Low-grade hepatic encephalopathy and in particular motor deficits in patients with liver cirrhosis are associated with alterations in basal ganglia, different cortical regions and dysfunction of corticocerebellar pathways[20-23]. Similarly, several motor control subsystems, such as frontal and parietal cortical regions, corticocerebellar pathways as well as basal ganglia are involved in handwriting[24]. The dysfunction of one or several of these subsystems in patients with liver cirrhosis may result in motor deficits during the course of disease. Early detection of motor deficits would provide the possibility to reveal cirrhosis-associated cerebral dysfunctions in an early stage. Our study shows that the analysis of fine motor control is more sensitive in diagnostics of low-grade hepatic encephalopathy than the analysis of large-scaled movements. We suggest that the impairment of handwriting can be reliably detected and monitored because of the high level of automatisation of handwriting movements. On the other hand, the availability of established tools for the kinematic analysis of handwriting allows a quantitative assessment of movement parameters[16,25]. Our study suggests the use of handwriting analysis for the early detection and assessment of minor motor deficits in diagnostics and monitoring of low-grade hepatic encephalopathy in patients with liver cirrhosis. This would lead to substantial improvement of the clinical management of these patients.

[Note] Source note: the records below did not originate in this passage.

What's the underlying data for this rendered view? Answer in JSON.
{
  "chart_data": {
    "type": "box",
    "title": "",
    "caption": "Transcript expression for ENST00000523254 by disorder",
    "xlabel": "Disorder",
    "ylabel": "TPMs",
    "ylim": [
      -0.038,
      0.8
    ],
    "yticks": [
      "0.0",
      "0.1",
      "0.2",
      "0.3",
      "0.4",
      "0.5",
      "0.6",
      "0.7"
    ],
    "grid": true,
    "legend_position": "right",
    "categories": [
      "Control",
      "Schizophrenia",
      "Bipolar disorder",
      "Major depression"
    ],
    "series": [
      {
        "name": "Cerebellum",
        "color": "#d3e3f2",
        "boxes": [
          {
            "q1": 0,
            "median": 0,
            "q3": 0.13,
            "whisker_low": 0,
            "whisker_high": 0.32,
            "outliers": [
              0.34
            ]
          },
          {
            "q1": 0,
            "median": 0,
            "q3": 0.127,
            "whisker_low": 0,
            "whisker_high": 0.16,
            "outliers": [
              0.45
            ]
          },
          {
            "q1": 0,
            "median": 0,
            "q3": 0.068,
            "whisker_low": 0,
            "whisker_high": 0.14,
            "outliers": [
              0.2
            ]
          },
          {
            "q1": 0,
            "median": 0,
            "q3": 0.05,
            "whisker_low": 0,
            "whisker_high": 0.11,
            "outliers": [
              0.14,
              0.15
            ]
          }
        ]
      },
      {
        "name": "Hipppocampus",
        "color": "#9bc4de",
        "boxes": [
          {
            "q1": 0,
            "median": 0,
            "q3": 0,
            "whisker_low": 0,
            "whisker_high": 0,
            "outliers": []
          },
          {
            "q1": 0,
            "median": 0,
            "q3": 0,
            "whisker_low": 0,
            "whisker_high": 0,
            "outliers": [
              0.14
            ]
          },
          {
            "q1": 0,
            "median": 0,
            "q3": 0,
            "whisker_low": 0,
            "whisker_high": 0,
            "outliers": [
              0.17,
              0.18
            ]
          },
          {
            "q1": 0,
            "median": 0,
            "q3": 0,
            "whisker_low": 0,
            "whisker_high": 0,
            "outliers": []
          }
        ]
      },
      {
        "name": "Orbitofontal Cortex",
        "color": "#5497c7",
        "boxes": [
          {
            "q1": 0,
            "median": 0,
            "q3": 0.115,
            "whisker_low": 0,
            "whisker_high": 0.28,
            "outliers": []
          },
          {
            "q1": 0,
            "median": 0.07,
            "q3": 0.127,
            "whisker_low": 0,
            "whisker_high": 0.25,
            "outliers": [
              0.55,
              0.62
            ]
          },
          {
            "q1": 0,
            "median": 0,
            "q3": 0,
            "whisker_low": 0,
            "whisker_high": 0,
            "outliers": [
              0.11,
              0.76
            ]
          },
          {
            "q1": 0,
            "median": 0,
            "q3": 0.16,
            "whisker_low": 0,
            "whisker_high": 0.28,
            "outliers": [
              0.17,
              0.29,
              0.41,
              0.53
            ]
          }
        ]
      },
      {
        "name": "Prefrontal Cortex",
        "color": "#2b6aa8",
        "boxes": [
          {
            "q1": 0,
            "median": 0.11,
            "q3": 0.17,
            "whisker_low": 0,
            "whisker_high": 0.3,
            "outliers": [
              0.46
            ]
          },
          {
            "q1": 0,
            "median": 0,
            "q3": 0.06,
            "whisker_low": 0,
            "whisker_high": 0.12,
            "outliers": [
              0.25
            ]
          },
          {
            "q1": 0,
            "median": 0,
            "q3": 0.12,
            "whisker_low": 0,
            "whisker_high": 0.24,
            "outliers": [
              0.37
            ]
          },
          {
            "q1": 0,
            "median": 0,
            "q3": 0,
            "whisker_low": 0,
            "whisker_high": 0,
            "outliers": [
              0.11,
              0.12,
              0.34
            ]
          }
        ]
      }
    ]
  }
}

Additionally, our findings point towards another important practical aspect of motor impairment in patients with liver cirrhosis. Patients with low-grade hepatic encephalopathy and even those without apparent signs of cerebral dysfunction may suffer from impairment of basic fine motor skills which are important for every day functioning and could be easily overseen in a standard clinical investigation.
We conclude that further studies of low-grade hepatic encephalopathy in patients with liver cirrhosis should address the detailed evaluation of motor function and that the analysis of handwriting may provide the basis for studies in this context.